The West is obsessed with the ‘primeval’ Israel-Palestinian conflict, says Jon Snow


Channel 4 journalist Jon Snow has said he is obsessed with the Israel-Palestine conflict because “I see people like me doing horrible things to other people”.

Speaking at a panel discussion following a performance of Palestinian play The Siege , Mr Snow, who chaired the debate, labelled the conflict a “primeval war”.

He said: “I shouldn’t say anything as the chair but I will. I think one of the reasons there is an obsession is because people like us are engaged in this. By that I mean, I’m almost making a racial observation, not about Judaism, but about Europeans and Americans, white people in fact, and the conflict feels horribly like our own conflicts from our own colonial pasts. We think we must be able to resolve this. We managed to get through, they must be able to get through, and we can sort it out.

“Oddly enough I don’t think it is the fact that they are Jews, it’s the fact that they are like us. When you see an Israeli squaddie you feel a certain sense of sympathy – a sense of ‘there but for the grace of god go I’.

“I may be naïve but I don’t think it’s the fact that it’s Jews, I think it’s the fact that they are people like us, developed Europeans, engaged in a primeval war and therefore we want to do something about it because we’re convinced, as we’ve come through primeval war, that somehow we can bring them through too and then they’ll see it the way we see our own past.

“I’ve often wondered why I am so obsessed with it – and I’m so obsessed with it because I think I see people like me doing horrible things to other people.”

Mr Snow was responding to an observation by JC features writer Josh Glancy, who was one of the panellists, that many in the Jewish community feel there is too much of a focus on Israel in the media, which is not always legitimate.

The Siege, which is produced by the West Bank’s Freedom Theatre , was being performed at the Battersea Arts Centre in London this week on the latest leg of its UK tour.

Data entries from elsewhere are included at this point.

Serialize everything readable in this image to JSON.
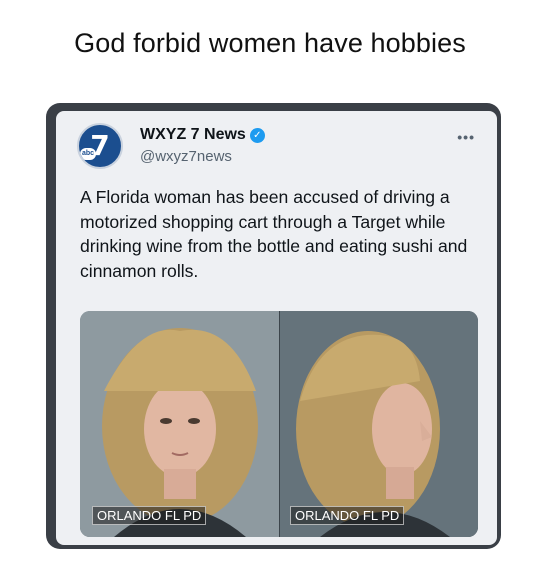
{
  "caption": "God forbid women have hobbies",
  "tweet": {
    "display_name": "WXYZ 7 News",
    "handle": "@wxyz7news",
    "text": "A Florida woman has been accused of driving a motorized shopping cart through a Target while drinking wine from the bottle and eating sushi and cinnamon rolls.",
    "verified_icon": "check",
    "more_icon": "•••",
    "avatar": {
      "logo_number": "7",
      "logo_badge": "abc",
      "color": "#1b4e8f"
    },
    "media": {
      "left_watermark": "ORLANDO FL PD",
      "right_watermark": "ORLANDO FL PD"
    }
  }
}
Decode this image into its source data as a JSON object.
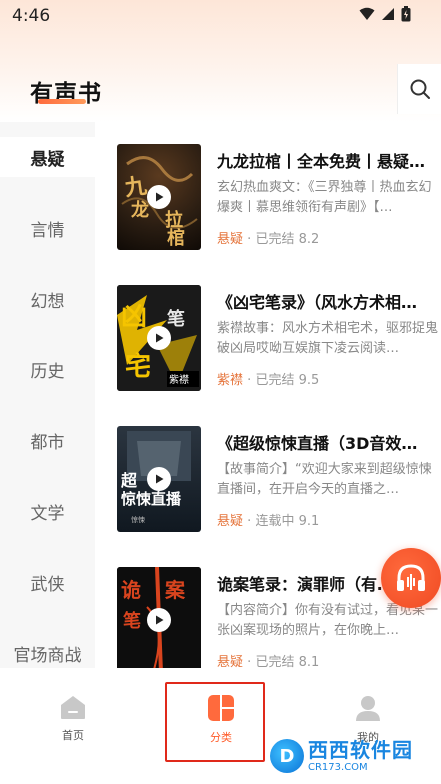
{
  "status_bar": {
    "time": "4:46"
  },
  "header": {
    "title": "有声书"
  },
  "sidebar": {
    "items": [
      {
        "label": "悬疑",
        "active": true
      },
      {
        "label": "言情",
        "active": false
      },
      {
        "label": "幻想",
        "active": false
      },
      {
        "label": "历史",
        "active": false
      },
      {
        "label": "都市",
        "active": false
      },
      {
        "label": "文学",
        "active": false
      },
      {
        "label": "武侠",
        "active": false
      },
      {
        "label": "官场商战",
        "active": false
      }
    ]
  },
  "books": [
    {
      "title": "九龙拉棺丨全本免费丨悬疑…",
      "description": "玄幻热血爽文：《三界独尊丨热血玄幻爆爽丨慕思维领衔有声剧》【…",
      "tag": "悬疑",
      "status": "已完结",
      "rating": "8.2",
      "cover_text": "九龙拉棺",
      "cover_colors": [
        "#2a1d12",
        "#8b5a2b"
      ]
    },
    {
      "title": "《凶宅笔录》（风水方术相…",
      "description": "紫襟故事：风水方术相宅术，驱邪捉鬼破凶局哎呦互娱旗下凌云阅读…",
      "tag": "紫襟",
      "status": "已完结",
      "rating": "9.5",
      "cover_text": "凶宅",
      "cover_colors": [
        "#1a1a1a",
        "#f5c400"
      ]
    },
    {
      "title": "《超级惊悚直播（3D音效…",
      "description": "【故事简介】“欢迎大家来到超级惊悚直播间，在开启今天的直播之…",
      "tag": "悬疑",
      "status": "连载中",
      "rating": "9.1",
      "cover_text": "超级惊悚直播",
      "cover_colors": [
        "#101820",
        "#4a5866"
      ]
    },
    {
      "title": "诡案笔录：演罪师（有…",
      "description": "【内容简介】你有没有试过，看见某一张凶案现场的照片，在你晚上…",
      "tag": "悬疑",
      "status": "已完结",
      "rating": "8.1",
      "cover_text": "诡案笔录",
      "cover_colors": [
        "#0d0d0d",
        "#d9441e"
      ]
    }
  ],
  "meta_separator": "·",
  "bottom_nav": {
    "items": [
      {
        "label": "首页",
        "icon": "home-icon",
        "active": false
      },
      {
        "label": "分类",
        "icon": "category-icon",
        "active": true
      },
      {
        "label": "我的",
        "icon": "profile-icon",
        "active": false
      }
    ]
  },
  "watermark": {
    "logo_letter": "D",
    "name": "西西软件园",
    "url": "CR173.COM"
  },
  "colors": {
    "accent": "#ff5c2a",
    "tag": "#e5743b",
    "sidebar_bg": "#f7f7f7"
  }
}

The play focuses on the Church of the Nativity in Bethlehem, where dozens of suspected Palestinian terrorists hid during the Second Intifada in 2002.

Freedom Theatre artistic director and panellist Nabil Al-Raee was cheered when he said the dispute between Israel and the Palestinians should not be called a “conflict” but an “occupation”.

“The conflict is not with Jewish people. It was never about religion. It was always about Zionism and Israel taking other people’s land,” said Mr Al-Raee.

Palestinian film-maker and panellist Leila Sansour said: “The problem has been made difficult, but it is very very simple. The media plays a hand in making it difficult when it is simple.”

The play is performed in Arabic with English surtitles. It focuses on six Palestinian fighters who take shelter in the Church of Nativity while under fire from the Israeli army. The protagonists are not given names and no context is given to explain why they are at war or who they are. Several references are made to the “Israeli propaganda machine”.